Unhealthy habits of university students could lead to future health problems
A steady diet of late night pizza, binge-drinking and sugary breakfast cereals is the norm for many post-secondary students, and new research suggests the lifestyle can cause harm that goes beyond gaining the proverbial freshman 15.
A recent study published in the peer-reviewed journal Preventative Medicine Reports by a group of international researchers has found post-secondary students with unhealthy eating habits can go on to suffer from disease and mental health issues for years to come.
The research team examined nearly 12,000 medical students from 31 universities across China. 50.1 per cent of study participants had unhealthy eating habits—including eating sweets, fatty foods and overeating calories—while 24.9 per cent self-reported having chronic or infectious disease, or mental disorders.
Researchers said the study sheds some light on how unhealthy eating habits are associated with diseases and mental disorders, and "offers further support for a possible causal linkage."
"The findings underscore the importance of addressing OEB (obesity-related eating behaviours) in programs and policies to support disease prevention and health promotion among university students," researchers said in the study.
It was not possible for the study to show a cause and effect relationship, according to Dr.

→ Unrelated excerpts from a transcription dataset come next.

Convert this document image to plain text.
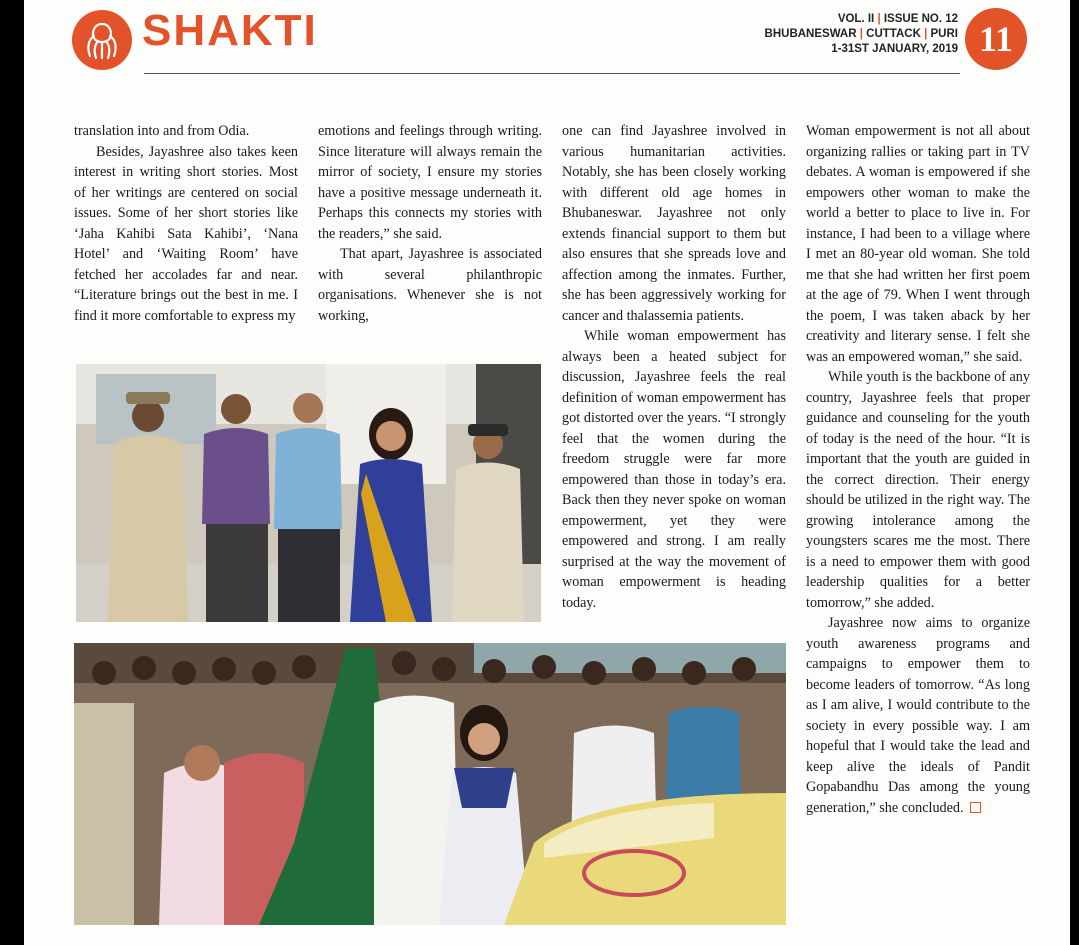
SHAKTI	VOL. II | ISSUE NO. 12
BHUBANESWAR | CUTTACK | PURI
1-31ST JANUARY, 2019 11

translation into and from Odia.

Besides, Jayashree also takes keen interest in writing short stories. Most of her writings are centered on social issues. Some of her short stories like ‘Jaha Kahibi Sata Kahibi’, ‘Nana Hotel’ and ‘Waiting Room’ have fetched her accolades far and near. “Literature brings out the best in me. I find it more comfortable to express my

emotions and feelings through writing. Since literature will always remain the mirror of society, I ensure my stories have a positive message underneath it. Perhaps this connects my stories with the readers,” she said.

That apart, Jayashree is associated with several philanthropic organisations. Whenever she is not working,

one can find Jayashree involved in various humanitarian activities. Notably, she has been closely working with different old age homes in Bhubaneswar. Jayashree not only extends financial support to them but also ensures that she spreads love and affection among the inmates. Further, she has been aggressively working for cancer and thalassemia patients.

While woman empowerment has always been a heated subject for discussion, Jayashree feels the real definition of woman empowerment has got distorted over the years. “I strongly feel that the women during the freedom struggle were far more empowered than those in today’s era. Back then they never spoke on woman empowerment, yet they were empowered and strong. I am really surprised at the way the movement of woman empowerment is heading today.

Woman empowerment is not all about organizing rallies or taking part in TV debates. A woman is empowered if she empowers other woman to make the world a better to place to live in. For instance, I had been to a village where I met an 80-year old woman. She told me that she had written her first poem at the age of 79. When I went through the poem, I was taken aback by her creativity and literary sense. I felt she was an empowered woman,” she said.

While youth is the backbone of any country, Jayashree feels that proper guidance and counseling for the youth of today is the need of the hour. “It is important that the youth are guided in the correct direction. Their energy should be utilized in the right way. The growing intolerance among the youngsters scares me the most. There is a need to empower them with good leadership qualities for a better tomorrow,” she added.

Jayashree now aims to organize youth awareness programs and campaigns to empower them to become leaders of tomorrow. “As long as I am alive, I would contribute to the society in every possible way. I am hopeful that I would take the lead and keep alive the ideals of Pandit Gopabandhu Das among the young generation,” she concluded.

Joan Bottorff, professor with the University of British Columbia Okanagan’s School of Nursing and one of the researchers who conducted the study.
“It is well documented that a significant portion of students have unhealthy diets," Bottorff said in a press release. "The types of foods they are eating are linked to obesity. And this can lead to other health problems that are not just about chronic disease but also infectious diseases."
The study also took into account smoking and alcohol use and found an association with self-reported chronic diseases and mental health struggles in the students.
Canada’s alcohol consumption guidelines were updated this year and recommend two or less standard alcoholic beverages a week, which the Canadian Centre of Substance Use and Addiction says is a level that will aid in avoiding alcohol-related health issues.
"The bottom line here is that we shouldn't be ignoring this risk pattern among young people at university,” says Bottorff.
The study authors write that while the government has increased its investment in nutrition for students, there are still necessary institutional changes that should be implemented, including increased accessibility to healthy food and drinks for students and more opportunities for physical activity.
"We know many students consume high-calorie meals along with sugary foods and drinks and there is lots of evidence to show those kinds of eating behaviours can lead to obesity," says Dr. Bottorff. "These are not the only habits that lead to obesity, but they are important and can't be ruled out."
However, past studies have shown that diet is an important factor in reducing illness. In fact, making healthy lifestyle choices reduces the risk of stroke by 80 per cent, according to one study. This could involve taking up the Mediterranean diet, which includes eating foods like olive oil, whole grains, fruits, vegetables and legumes, according to the study.
Further to this, study authors say that all universities and schools should have a health education curriculum to teach students the risk of their unhealthy habits and how they can better take care of themselves.